Simplifying radicals - resolved

[Xearf_987]

1/ (cbrt(2)-1)

How do you go about simplifying this? I know that if you have a problem like: 5/cbrt(2) .... you would multiply the problem by a clever form of one that, in this case, makes the denomonater a perfect cube. So you would multiply both the numerator and the denomonater by the cube root of 4 so that the denomonater becomes the cube root of 8 which is 2, thus eliminating the radical in the denomonater. I understand that if there's at least two terms, you would multiply the numerator and the denomonater by the conjugate of the denomonater. But what exactly do I do in this situation?

 

[soroban]

Re: Simplifying radicals

Hello, Xearf_987!

\(\displaystyle \L\frac{1}{\sqrt[3]{2}\,-\,1}\)

With a binomial denominator with a cube root, the procedure is trickier.


Recall that: \(\displaystyle \,(a\,-\,b)(a^2\,+\,ab\,+\,b^2)\:=\:a^3\,-\,b^3\)

\(\displaystyle \text{To "change" }\,a^{\frac{1}{3}}\,-\,b^{\frac{1}{3}}\, \text{ into: }\,\left(a^{\frac{1}{3}}\right)^3\,-\,\left(b^{\frac{1}{3}}\right)^3\;=\;a\,-\,b\)

\(\displaystyle \;\;\text{we must multiply top and bottom by: }\,\left(a^{\frac{2}{3}}\,+\,a^{\frac{1}{3}}b^{\frac{1}{3}}\,+\,b^{\frac{2}{3}}\right)\)


Your problem has: \(\displaystyle \,a\,=\,2,\;b\,=\,1\)

Multiply top and bottom by: \(\displaystyle \,\left(2^{\frac{2}{3}}\,+\,2^{\frac{1}{3}}\,+\,1\right)\,\) or \(\displaystyle \,\left(\sqrt[3]{4}\,+\,\sqrt[3]{2}\,+\,1\right)\)

 

[stapel]

You're right about needing a "clever" form.
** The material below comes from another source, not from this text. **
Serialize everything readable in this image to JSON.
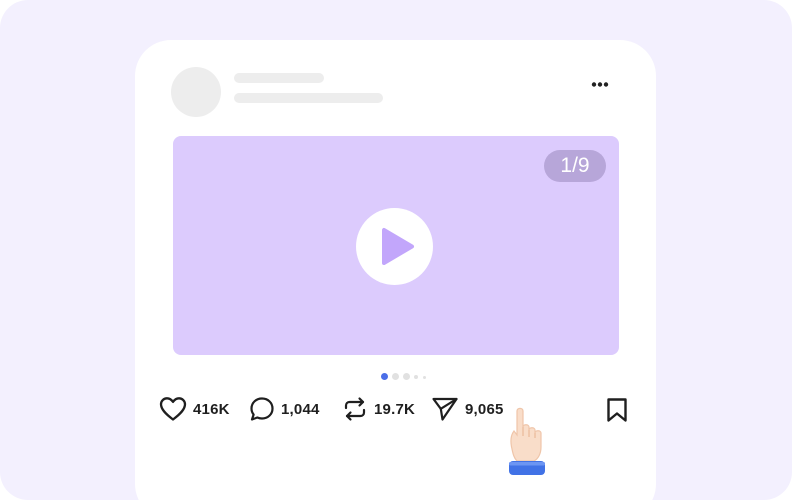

But cube roots do make things a little more difficult.

When you were rationalizing denominators with square roots, you multiplied by the conjugate, setting up a "difference of squares" thing that cancelled out the terms with the radicals.

In this case, you need to set up a "difference of cubes" thing.

. . . . .a³ - b³ = (a - b)(a² + ab + b²)

In this case, a = cbrt[2], b = 1, you have (a - b), and you need to multiply, top and bottom, by a² + ab + b²

No, it won't be pretty....

Eliz.

 

[Xearf_987]

Oh okay, I get it now. Thanks a lot!